For the purposes of the first paragraph, the continuance of a business or part of a business carried on by another taxpayer before the beginning of the carrying on, by a corporation, of the particular business results from
(a)  the acquisition or rental, by the corporation, of property from the other taxpayer who, throughout the part of the period described in subparagraph a or b of the first paragraph preceding that acquisition or rental, carried on a business in which the other taxpayer used that property; or
(b)  the carrying on, by the corporation, of a new business that may reasonably be considered in fact to consist mainly in the extension of a business or part of a business carried on by the other taxpayer.

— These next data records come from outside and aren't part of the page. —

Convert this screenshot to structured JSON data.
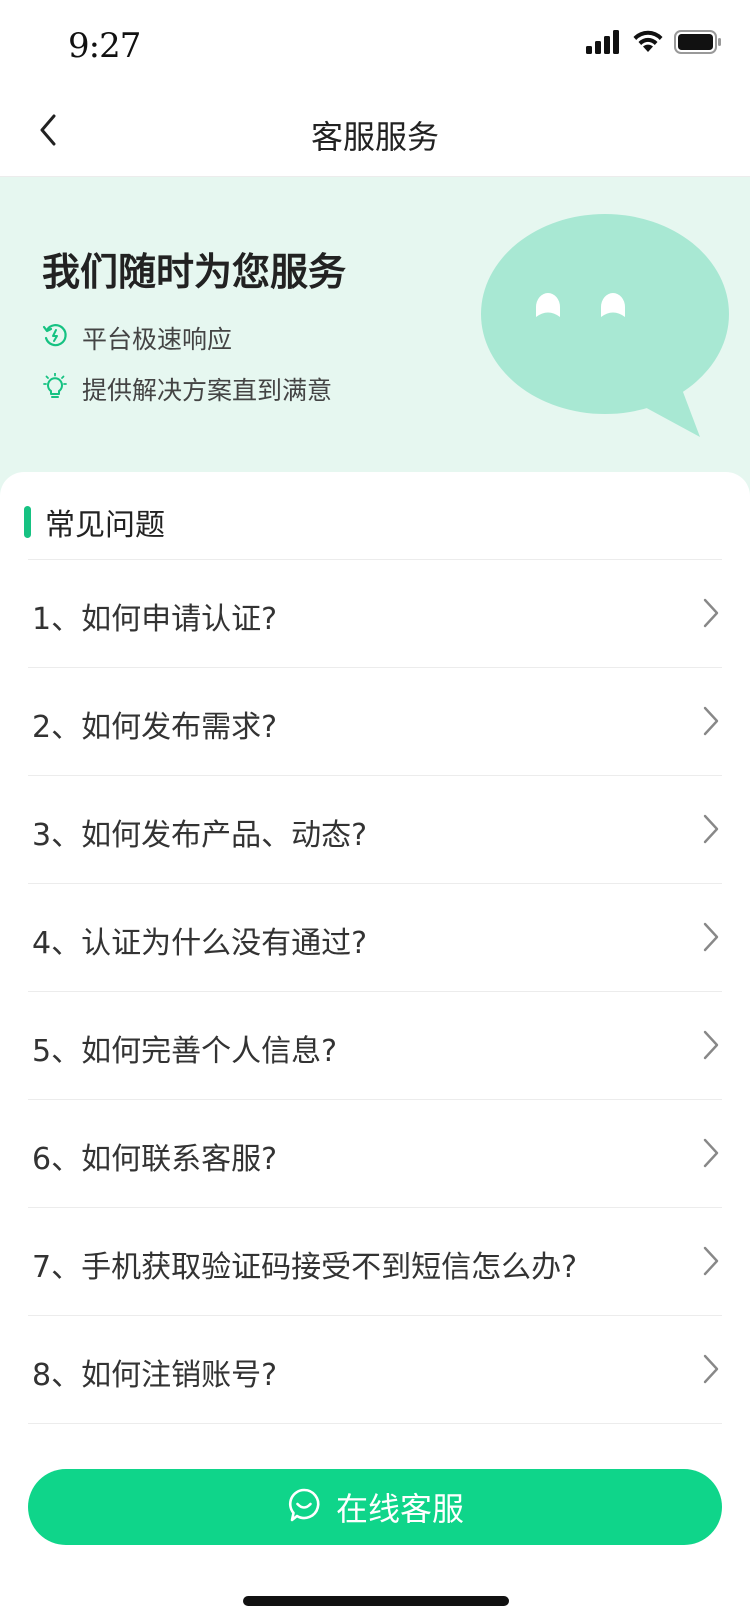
{
  "status_bar": {
    "time": "9:27",
    "icons": [
      "signal-icon",
      "wifi-icon",
      "battery-icon"
    ]
  },
  "nav": {
    "title": "客服服务",
    "back_icon": "chevron-left-icon"
  },
  "hero": {
    "title": "我们随时为您服务",
    "features": [
      {
        "icon": "clock-refresh-icon",
        "text": "平台极速响应"
      },
      {
        "icon": "lightbulb-icon",
        "text": "提供解决方案直到满意"
      }
    ],
    "illustration": "chat-bubble-illustration"
  },
  "faq": {
    "title": "常见问题",
    "items": [
      "1、如何申请认证?",
      "2、如何发布需求?",
      "3、如何发布产品、动态?",
      "4、认证为什么没有通过?",
      "5、如何完善个人信息?",
      "6、如何联系客服?",
      "7、手机获取验证码接受不到短信怎么办?",
      "8、如何注销账号?"
    ]
  },
  "cta": {
    "label": "在线客服",
    "icon": "smile-chat-icon"
  },
  "colors": {
    "accent": "#16c282",
    "button": "#0fd58a",
    "hero_bg": "#e6f7f0",
    "bubble": "#a8e8d3"
  }
}
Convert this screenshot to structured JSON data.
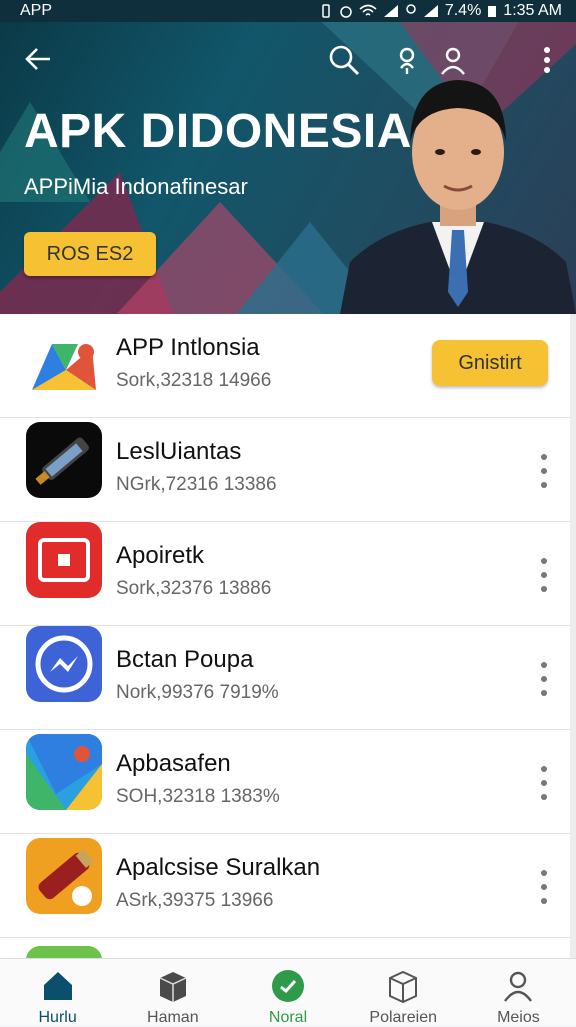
{
  "status_bar": {
    "app_label": "APP",
    "battery": "7.4%",
    "time": "1:35 AM"
  },
  "header": {
    "title": "APK DIDONESIA",
    "subtitle": "APPiMia Indonafinesar",
    "button_label": "ROS ES2"
  },
  "apps": [
    {
      "name": "APP Intlonsia",
      "meta": "Sork,32318 14966",
      "action": "Gnistirt",
      "icon": "maps-pin-icon"
    },
    {
      "name": "LeslUiantas",
      "meta": "NGrk,72316 13386",
      "action": "more",
      "icon": "phone-device-icon"
    },
    {
      "name": "Apoiretk",
      "meta": "Sork,32376 13886",
      "action": "more",
      "icon": "record-icon"
    },
    {
      "name": "Bctan Poupa",
      "meta": "Nork,99376 7919%",
      "action": "more",
      "icon": "messenger-icon"
    },
    {
      "name": "Apbasafen",
      "meta": "SOH,32318 1383%",
      "action": "more",
      "icon": "maps-icon"
    },
    {
      "name": "Apalcsise Suralkan",
      "meta": "ASrk,39375 13966",
      "action": "more",
      "icon": "tool-icon"
    }
  ],
  "bottom_nav": [
    {
      "label": "Hurlu",
      "icon": "home-icon"
    },
    {
      "label": "Haman",
      "icon": "box-icon"
    },
    {
      "label": "Noral",
      "icon": "badge-icon"
    },
    {
      "label": "Polareien",
      "icon": "cube-icon"
    },
    {
      "label": "Meios",
      "icon": "person-icon"
    }
  ],
  "colors": {
    "accent": "#f6c233",
    "header_bg": "#11566a",
    "nav_active": "#0b4f6c"
  }
}
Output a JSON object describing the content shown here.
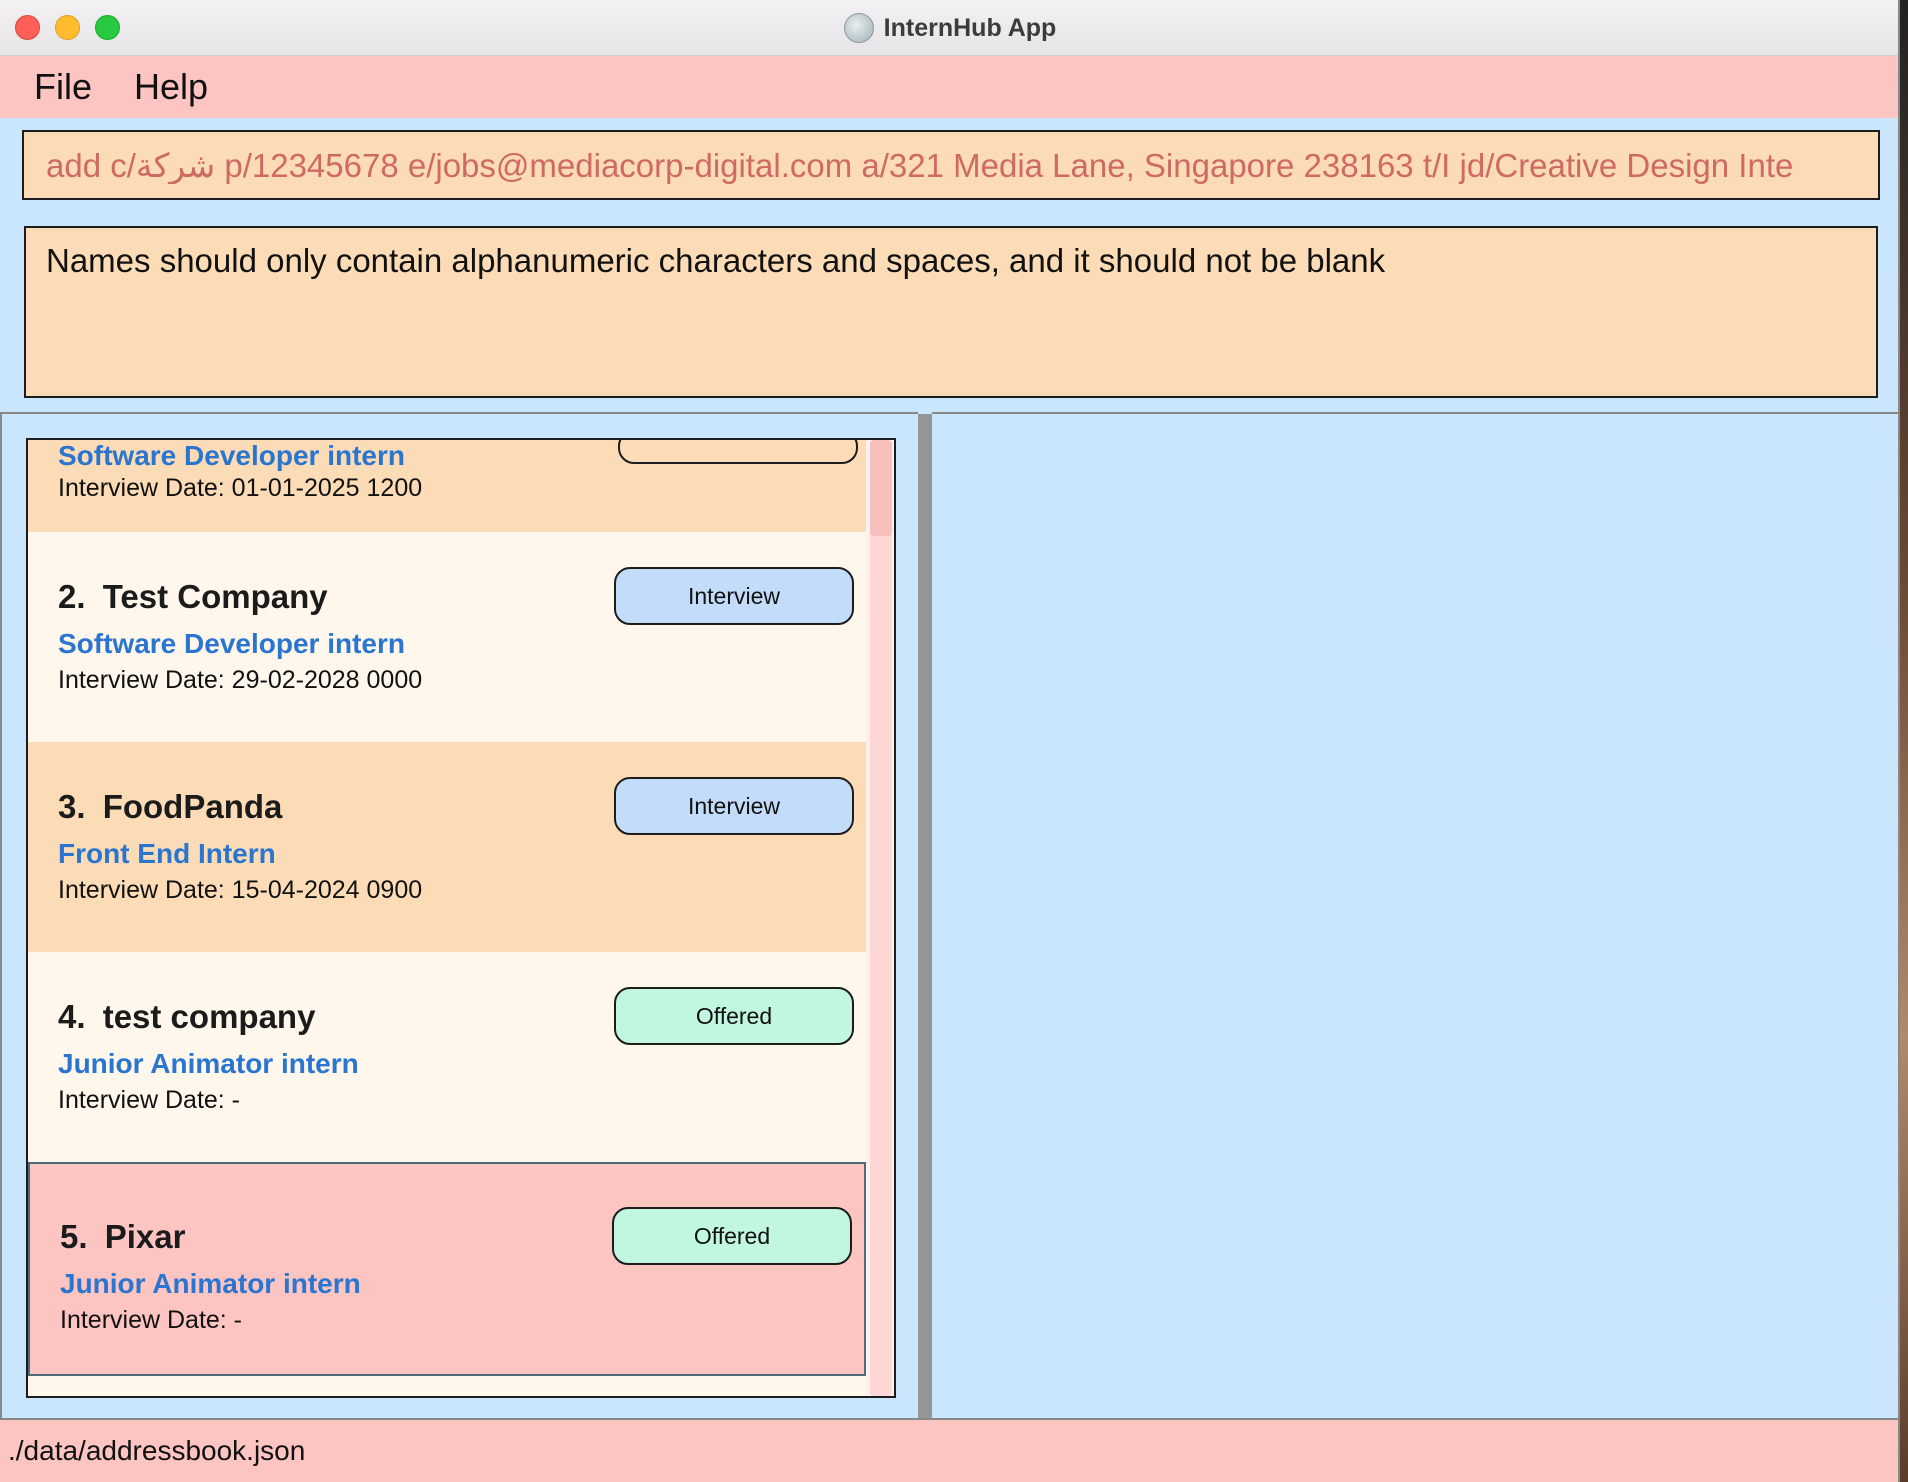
{
  "window": {
    "title": "InternHub App",
    "icon": "app-icon"
  },
  "menu": {
    "items": [
      {
        "label": "File"
      },
      {
        "label": "Help"
      }
    ]
  },
  "command": {
    "value": "add c/شركة p/12345678 e/jobs@mediacorp-digital.com a/321 Media Lane, Singapore 238163 t/I jd/Creative Design Inte"
  },
  "result": {
    "message": "Names should only contain alphanumeric characters and spaces, and it should not be blank"
  },
  "list": {
    "partial_card": {
      "role": "Software Developer intern",
      "interview_date": "Interview Date: 01-01-2025 1200"
    },
    "cards": [
      {
        "index": "2.",
        "company": "Test Company",
        "role": "Software Developer intern",
        "interview_date": "Interview Date: 29-02-2028 0000",
        "status": "Interview"
      },
      {
        "index": "3.",
        "company": "FoodPanda",
        "role": "Front End Intern",
        "interview_date": "Interview Date: 15-04-2024 0900",
        "status": "Interview"
      },
      {
        "index": "4.",
        "company": "test company",
        "role": "Junior Animator intern",
        "interview_date": "Interview Date: -",
        "status": "Offered"
      },
      {
        "index": "5.",
        "company": "Pixar",
        "role": "Junior Animator intern",
        "interview_date": "Interview Date: -",
        "status": "Offered"
      }
    ]
  },
  "statusbar": {
    "path": "./data/addressbook.json"
  },
  "colors": {
    "menu_bg": "#fcc5c2",
    "panel_bg": "#c9e6fc",
    "card_odd": "#fcdcb6",
    "card_even": "#fff6ec",
    "card_selected": "#fcc5c2",
    "interview_badge": "#c2dcfa",
    "offered_badge": "#c1f6df",
    "role_text": "#2a75d0",
    "command_text": "#cf6a62"
  }
}
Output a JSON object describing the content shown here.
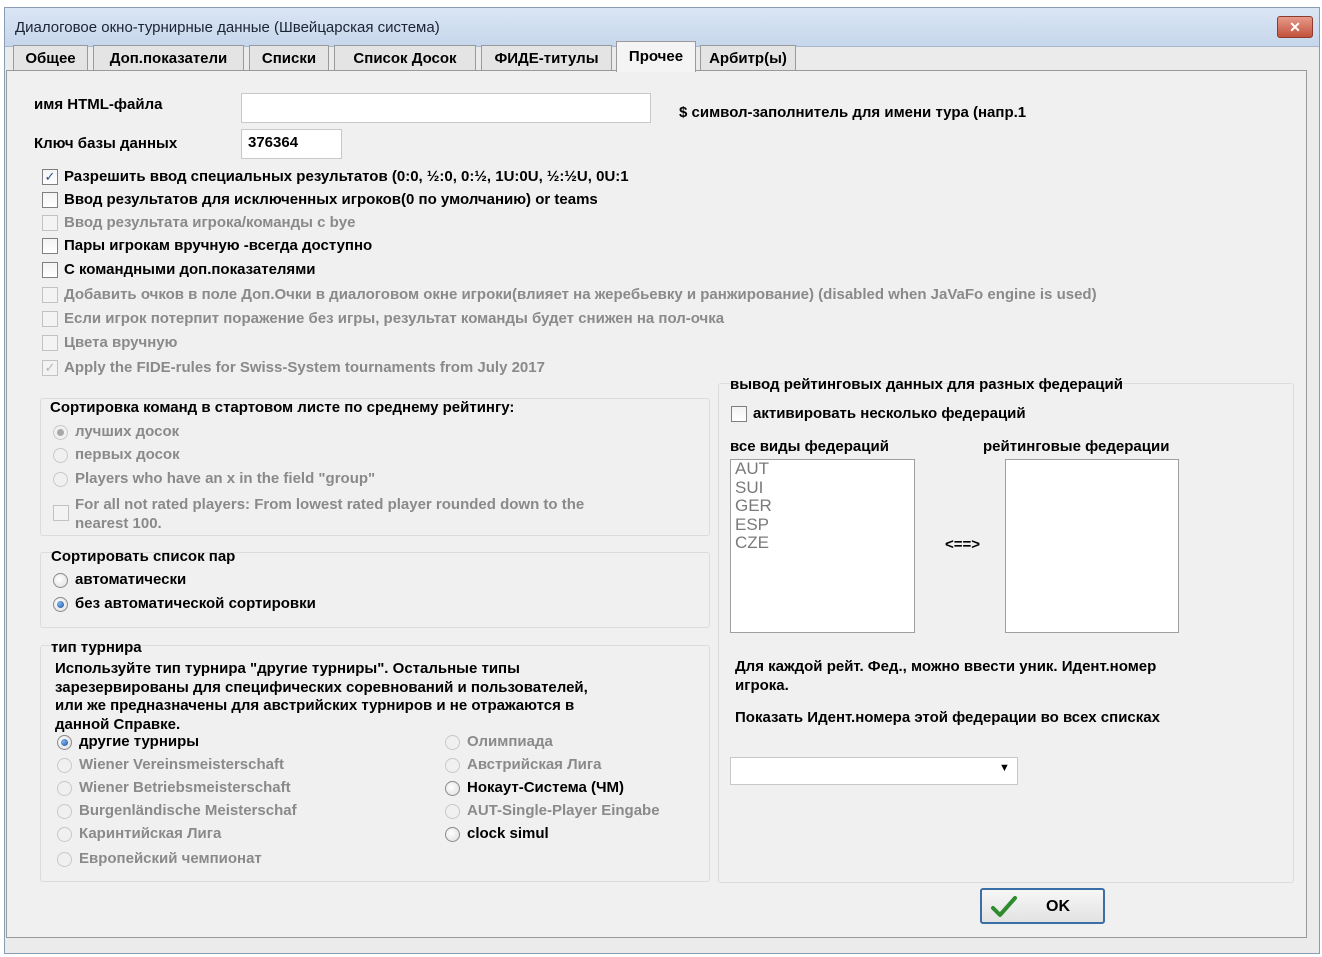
{
  "window": {
    "title": "Диалоговое окно-турнирные данные (Швейцарская система)",
    "close_glyph": "✕"
  },
  "tabs": [
    {
      "label": "Общее"
    },
    {
      "label": "Доп.показатели"
    },
    {
      "label": "Списки"
    },
    {
      "label": "Список Досок"
    },
    {
      "label": "ФИДЕ-титулы"
    },
    {
      "label": "Прочее",
      "active": true
    },
    {
      "label": "Арбитр(ы)"
    }
  ],
  "fields": {
    "html_file_label": "имя HTML-файла",
    "html_file_value": "",
    "html_file_hint": "$ символ-заполнитель для  имени тура (напр.1",
    "db_key_label": "Ключ базы данных",
    "db_key_value": "376364"
  },
  "options": [
    {
      "label": "Разрешить ввод специальных результатов (0:0, ½:0, 0:½, 1U:0U, ½:½U, 0U:1",
      "checked": true,
      "disabled": false
    },
    {
      "label": "Ввод результатов для исключенных игроков(0 по умолчанию) or teams",
      "checked": false,
      "disabled": false
    },
    {
      "label": "Ввод результата игрока/команды с  bye",
      "checked": false,
      "disabled": true
    },
    {
      "label": "Пары игрокам вручную -всегда доступно",
      "checked": false,
      "disabled": false
    },
    {
      "label": "С командными доп.показателями",
      "checked": false,
      "disabled": false
    },
    {
      "label": "Добавить очков в поле Доп.Очки в диалоговом окне игроки(влияет на жеребьевку и ранжирование) (disabled when JaVaFo engine is used)",
      "checked": false,
      "disabled": true
    },
    {
      "label": "Если игрок потерпит поражение без игры,  результат команды будет снижен на пол-очка",
      "checked": false,
      "disabled": true
    },
    {
      "label": "Цвета вручную",
      "checked": false,
      "disabled": true
    },
    {
      "label": "Apply the FIDE-rules for Swiss-System tournaments from July 2017",
      "checked": true,
      "disabled": true
    }
  ],
  "team_sort": {
    "title": "Сортировка команд в стартовом листе  по среднему рейтингу:",
    "radios": [
      {
        "label": "лучших  досок",
        "selected": true
      },
      {
        "label": "первых  досок",
        "selected": false
      },
      {
        "label": "Players who have an x in the field \"group\"",
        "selected": false
      }
    ],
    "checkbox_line1": "For all not rated players: From lowest rated player rounded down to the",
    "checkbox_line2": "nearest 100."
  },
  "pair_sort": {
    "title": "Сортировать список пар",
    "radios": [
      {
        "label": "автоматически",
        "selected": false
      },
      {
        "label": "без автоматической сортировки",
        "selected": true
      }
    ]
  },
  "tournament_type": {
    "title": "тип турнира",
    "desc_lines": [
      "Используйте  тип турнира \"другие турниры\". Остальные типы",
      "зарезервированы для специфических соревнований и пользователей,",
      "или же предназначены для австрийских турниров и не отражаются  в",
      "данной Справке."
    ],
    "left": [
      {
        "label": "другие турниры",
        "selected": true,
        "enabled": true
      },
      {
        "label": "Wiener Vereinsmeisterschaft",
        "selected": false,
        "enabled": false
      },
      {
        "label": "Wiener Betriebsmeisterschaft",
        "selected": false,
        "enabled": false
      },
      {
        "label": "Burgenländische Meisterschaf",
        "selected": false,
        "enabled": false
      },
      {
        "label": "Каринтийская Лига",
        "selected": false,
        "enabled": false
      },
      {
        "label": "Европейский чемпионат",
        "selected": false,
        "enabled": false
      }
    ],
    "right": [
      {
        "label": "Олимпиада",
        "selected": false,
        "enabled": false
      },
      {
        "label": "Австрийская Лига",
        "selected": false,
        "enabled": false
      },
      {
        "label": "Нокаут-Система (ЧМ)",
        "selected": false,
        "enabled": true
      },
      {
        "label": "AUT-Single-Player Eingabe",
        "selected": false,
        "enabled": false
      },
      {
        "label": "clock simul",
        "selected": false,
        "enabled": true
      }
    ]
  },
  "federations": {
    "title": "вывод рейтинговых данных для разных федераций",
    "activate_label": "активировать несколько федераций",
    "activate_checked": false,
    "all_label": "все виды федераций",
    "rating_label": "рейтинговые федерации",
    "all_list": [
      "AUT",
      "SUI",
      "GER",
      "ESP",
      "CZE"
    ],
    "rating_list": [],
    "swap_label": "<==>",
    "info_line1": "Для каждой рейт. Фед., можно  ввести уник. Идент.номер",
    "info_line2": "игрока.",
    "show_ids_label": "Показать Идент.номера этой федерации во всех списках",
    "combo_value": ""
  },
  "ok_label": "OK",
  "colors": {
    "disabled_text": "#8a8a8a",
    "ok_check": "#2e8b2e",
    "dialog_bg": "#f0f0f0"
  }
}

For the purposes of subparagraph a of the first paragraph, the other taxpayer is deemed to have had not fewer than five full-time employees who are not insiders within the meaning of section 89 of the Securities Act or persons related to such insiders, where
(a)  a class of shares of its capital stock is, throughout the 12-month period preceding the time of the beginning of the carrying on of the particular business by the corporation, listed on a Canadian stock exchange; and
(b)  a person, other than such an insider or a person related thereto, or a partnership provides the other taxpayer, in the period referred to in subparagraph a, with services under a service contract and that other taxpayer would normally require the services of more than five full-time employees if those services were not provided.
2002, c. 9, s. 29; 2004, c. 21, s. 232.